Alfabetização na pandemia — Foto: Arte: g1

Diagnóstico

Ivan Gontijo, coordenador de políticas educacionais do Todos Pela Educação explica que alguns públicos específicos, como estudantes pobres, periféricos, negros foram mais afetados e precisam de atenção especial. "Alguns estudantes foram muito mais prejudicados do que outros. Essa pesquisa que a gente fez mostrou que os estudantes de menor nível socioeconômico, os estudantes mais pobres, antes da pandemia não sabia escrever. Agora a gente passou para a metade. Quando a gente faz recorte de raça e cor, alunos pretos e pardos também foram prejudicados", diz.

"A alfabetização é considerada uma habilidade base do conhecimento.
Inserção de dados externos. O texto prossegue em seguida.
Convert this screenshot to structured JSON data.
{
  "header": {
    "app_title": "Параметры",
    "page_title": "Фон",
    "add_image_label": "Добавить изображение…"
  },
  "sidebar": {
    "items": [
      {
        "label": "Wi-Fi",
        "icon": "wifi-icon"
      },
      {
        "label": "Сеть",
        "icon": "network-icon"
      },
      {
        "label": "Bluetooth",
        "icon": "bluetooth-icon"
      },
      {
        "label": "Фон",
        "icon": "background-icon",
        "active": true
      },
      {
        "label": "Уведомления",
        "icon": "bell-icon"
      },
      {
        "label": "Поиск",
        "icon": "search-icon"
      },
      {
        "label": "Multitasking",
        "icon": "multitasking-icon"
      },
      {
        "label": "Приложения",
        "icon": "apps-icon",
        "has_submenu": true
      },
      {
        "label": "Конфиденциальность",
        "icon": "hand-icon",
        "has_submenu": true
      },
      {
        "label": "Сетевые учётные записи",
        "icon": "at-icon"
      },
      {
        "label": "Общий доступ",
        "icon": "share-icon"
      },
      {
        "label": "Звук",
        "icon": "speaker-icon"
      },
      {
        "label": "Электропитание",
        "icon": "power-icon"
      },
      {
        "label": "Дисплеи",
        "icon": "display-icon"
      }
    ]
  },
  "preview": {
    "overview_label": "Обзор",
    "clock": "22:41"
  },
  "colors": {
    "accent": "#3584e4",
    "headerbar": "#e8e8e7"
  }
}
Se eu não consigo ser bem alfabetizado e na idade certa, eu vou ter dificuldade em toda a minha trajetória escolar e não só em linha portuguesa. Se eu não sou alfabetizado de forma adequada, eu vou ter dificuldade em história, geografia, ciências. Então assim, o aluno que não consegue cumpri essa etapa de forma satisfatória vai ser prejudicado em toda a sua trajetória", explica Gontijo.

"A única notícia um pouco boa é que esses estudantes de 6 e 7 anos ainda vão ter muito tempo dentro dos sistemas educacionais, quase dez anos. A gente vai ter tempo para recuperar e correr atrás do tempo perdido. Mas o que a gente precisa fazer agora, as secretarias municipais e estaduais? Primeiro a gente precisa ter um diagnóstico, entender quais estudantes não estão alfabetizados. Quantos são? São muitos? São poucos? Cada escola precisa ter esse diagnósticos e clareza. A partir disso tentar fazer com que esses estudantes, por exemplo, tenham mais programas de reforço e recuperação, estudem em turmas menores de modo que os professores possam estar mais próximos, dar mais apoio. Os professores também precisam ser preparados para alfabetizar alunos que em outros tempos já estavam alfabetizados", orienta.